A tree may look healthy and strong, but there’s no telling what’s lying under the surface until you take a look. The warm summer weather is optimal weather for pest growth, so constant vigilance is necessary to stay one step ahead of any infestation. Conduct inspections roughly every week before to give yourself an idea of what problems the tree is facing.
Keep a sharp eye out for cleanly bored holes, dripping sap, and dead branches. These indicators are often signs of larval infestations that could affect the tree’s water uptake. Being proactive is a great way to give yourself some early warning of an infestation, so make inspections part of your regular tree care regimen. While you’re at it, you can also keep an eye out for other trees in the neighbourhood. Detecting local pests can help prevent localized infestations just in time. Stay vigilant to protect your local trees and prevent any pests from spreading.
Refrain from pruning
Pruning is often necessary for maintaining the tree’s health and appearance. However, in summer, it’s generally better to avoid pruning unless removing diseased or damaged branches. In those cases, swift removal helps minimize any damage and prevents it from spreading to other parts of the tree.

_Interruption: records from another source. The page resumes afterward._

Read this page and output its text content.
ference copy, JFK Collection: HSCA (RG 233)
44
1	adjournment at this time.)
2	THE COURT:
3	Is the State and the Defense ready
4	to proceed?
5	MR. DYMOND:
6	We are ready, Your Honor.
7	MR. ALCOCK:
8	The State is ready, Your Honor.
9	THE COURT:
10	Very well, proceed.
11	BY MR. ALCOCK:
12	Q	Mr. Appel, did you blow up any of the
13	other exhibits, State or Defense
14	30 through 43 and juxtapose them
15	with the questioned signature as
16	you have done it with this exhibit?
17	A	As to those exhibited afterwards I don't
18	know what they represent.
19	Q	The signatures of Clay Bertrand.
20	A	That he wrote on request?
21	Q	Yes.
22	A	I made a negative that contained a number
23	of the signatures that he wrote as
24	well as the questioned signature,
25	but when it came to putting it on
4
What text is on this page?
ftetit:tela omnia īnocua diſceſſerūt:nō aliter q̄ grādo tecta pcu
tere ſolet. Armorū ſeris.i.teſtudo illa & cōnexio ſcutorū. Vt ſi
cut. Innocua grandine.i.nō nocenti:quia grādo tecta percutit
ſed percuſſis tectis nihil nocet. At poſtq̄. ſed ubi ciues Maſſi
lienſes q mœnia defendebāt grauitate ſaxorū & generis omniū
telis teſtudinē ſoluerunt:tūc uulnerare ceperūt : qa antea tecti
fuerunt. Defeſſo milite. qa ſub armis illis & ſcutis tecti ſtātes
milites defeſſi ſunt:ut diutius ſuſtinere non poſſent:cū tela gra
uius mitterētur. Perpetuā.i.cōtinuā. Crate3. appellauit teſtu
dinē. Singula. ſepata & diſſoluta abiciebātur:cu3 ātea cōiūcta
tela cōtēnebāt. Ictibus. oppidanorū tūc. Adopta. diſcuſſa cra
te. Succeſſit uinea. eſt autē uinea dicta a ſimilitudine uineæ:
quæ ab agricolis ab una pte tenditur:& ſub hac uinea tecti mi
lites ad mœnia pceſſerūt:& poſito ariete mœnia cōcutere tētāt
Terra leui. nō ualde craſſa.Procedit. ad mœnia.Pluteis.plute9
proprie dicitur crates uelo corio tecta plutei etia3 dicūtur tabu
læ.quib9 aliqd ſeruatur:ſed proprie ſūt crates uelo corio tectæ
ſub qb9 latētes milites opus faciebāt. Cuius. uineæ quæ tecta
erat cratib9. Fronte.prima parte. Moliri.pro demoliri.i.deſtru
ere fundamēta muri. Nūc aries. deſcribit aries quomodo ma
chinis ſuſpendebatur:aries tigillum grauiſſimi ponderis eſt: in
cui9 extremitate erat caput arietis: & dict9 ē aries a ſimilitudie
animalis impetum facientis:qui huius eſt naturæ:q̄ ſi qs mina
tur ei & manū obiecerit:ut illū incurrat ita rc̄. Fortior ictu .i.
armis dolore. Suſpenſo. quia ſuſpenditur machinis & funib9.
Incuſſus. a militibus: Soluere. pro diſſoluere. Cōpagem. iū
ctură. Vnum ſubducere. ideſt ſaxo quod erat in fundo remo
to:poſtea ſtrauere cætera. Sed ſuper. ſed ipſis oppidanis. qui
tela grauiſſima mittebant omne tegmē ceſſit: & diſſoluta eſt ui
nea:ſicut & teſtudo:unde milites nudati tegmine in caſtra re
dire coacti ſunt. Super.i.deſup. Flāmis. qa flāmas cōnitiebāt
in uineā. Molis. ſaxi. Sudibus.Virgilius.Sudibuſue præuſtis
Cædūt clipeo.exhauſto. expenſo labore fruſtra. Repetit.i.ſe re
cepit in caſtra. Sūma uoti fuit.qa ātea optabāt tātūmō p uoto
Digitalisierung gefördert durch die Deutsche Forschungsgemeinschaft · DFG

Proper pruning can improve a tree’s health by promoting air circulation and reducing water uptake. However, to avoid putting undue strain on the tree and compromising stability, pruning is typically a job best left to the pros. Consult an arborist for pruning that’s effective and done at the right times and for the right reasons.
Consider Cabling For Safety
Summer is usually known for being hot, but summer storms can represent an unexpected problem for your trees. Severe storms can tear loose or dead branches free, making them hazardous to the area around a tree. For extra protection to your yard, consult an arborist to get an idea of the right course of action.

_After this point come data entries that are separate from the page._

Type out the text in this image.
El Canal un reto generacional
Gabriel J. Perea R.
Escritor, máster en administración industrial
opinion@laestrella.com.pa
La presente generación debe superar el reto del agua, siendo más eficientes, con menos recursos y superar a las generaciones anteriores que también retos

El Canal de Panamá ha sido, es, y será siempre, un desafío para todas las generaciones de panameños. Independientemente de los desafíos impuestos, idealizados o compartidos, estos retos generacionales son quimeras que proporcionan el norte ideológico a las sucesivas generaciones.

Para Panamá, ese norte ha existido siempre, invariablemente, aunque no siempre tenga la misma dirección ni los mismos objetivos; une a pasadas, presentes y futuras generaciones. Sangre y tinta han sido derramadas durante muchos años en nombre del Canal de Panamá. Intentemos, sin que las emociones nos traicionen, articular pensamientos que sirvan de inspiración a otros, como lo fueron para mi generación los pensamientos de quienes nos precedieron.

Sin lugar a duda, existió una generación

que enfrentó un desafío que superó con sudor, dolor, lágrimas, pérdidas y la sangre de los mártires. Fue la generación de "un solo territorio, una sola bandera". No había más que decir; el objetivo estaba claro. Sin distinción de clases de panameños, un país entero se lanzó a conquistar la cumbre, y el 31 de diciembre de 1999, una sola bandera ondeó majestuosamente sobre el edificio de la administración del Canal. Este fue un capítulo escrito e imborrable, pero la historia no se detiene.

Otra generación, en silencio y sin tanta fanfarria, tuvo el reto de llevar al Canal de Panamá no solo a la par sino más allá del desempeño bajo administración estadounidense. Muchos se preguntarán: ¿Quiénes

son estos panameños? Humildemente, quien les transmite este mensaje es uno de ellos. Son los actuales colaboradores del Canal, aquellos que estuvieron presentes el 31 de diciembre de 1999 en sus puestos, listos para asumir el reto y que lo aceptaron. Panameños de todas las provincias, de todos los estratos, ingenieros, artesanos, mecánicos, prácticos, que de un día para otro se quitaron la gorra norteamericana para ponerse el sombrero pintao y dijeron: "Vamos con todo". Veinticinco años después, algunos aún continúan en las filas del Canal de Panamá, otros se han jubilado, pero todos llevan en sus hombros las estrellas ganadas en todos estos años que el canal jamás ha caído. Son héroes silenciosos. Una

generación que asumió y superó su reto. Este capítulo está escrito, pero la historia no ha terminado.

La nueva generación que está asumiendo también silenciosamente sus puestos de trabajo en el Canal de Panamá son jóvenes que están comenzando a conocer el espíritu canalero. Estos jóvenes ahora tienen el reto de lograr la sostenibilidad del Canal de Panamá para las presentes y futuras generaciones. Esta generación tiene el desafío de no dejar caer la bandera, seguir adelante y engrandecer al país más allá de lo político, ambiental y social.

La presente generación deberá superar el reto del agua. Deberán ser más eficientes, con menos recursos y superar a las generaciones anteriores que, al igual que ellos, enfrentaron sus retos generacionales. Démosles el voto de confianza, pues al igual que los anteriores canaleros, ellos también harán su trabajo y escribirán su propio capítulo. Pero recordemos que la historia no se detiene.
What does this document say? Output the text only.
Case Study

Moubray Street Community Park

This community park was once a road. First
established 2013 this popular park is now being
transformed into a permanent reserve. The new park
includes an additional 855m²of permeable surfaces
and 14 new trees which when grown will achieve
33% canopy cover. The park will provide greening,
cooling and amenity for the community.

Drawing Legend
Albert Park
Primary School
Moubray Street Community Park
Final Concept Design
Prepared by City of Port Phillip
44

A professional may suggest removing the dead branches or installing cables to secure parts of the tree that may be at risk. In addition to making the yard a little safer, tree cabling can also help cut down on the shedding of twigs and leaves over the summer. Certain trees like maples, willows, birches, and cedars are often prone to leaf drop. Cabling is an effective method of minimizing messes in the yard. On another note, if your family prefers to go all-natural with your Christmas trees, cabling is an effective method of Christmas tree care in summer to keep your tree safe until the holidays.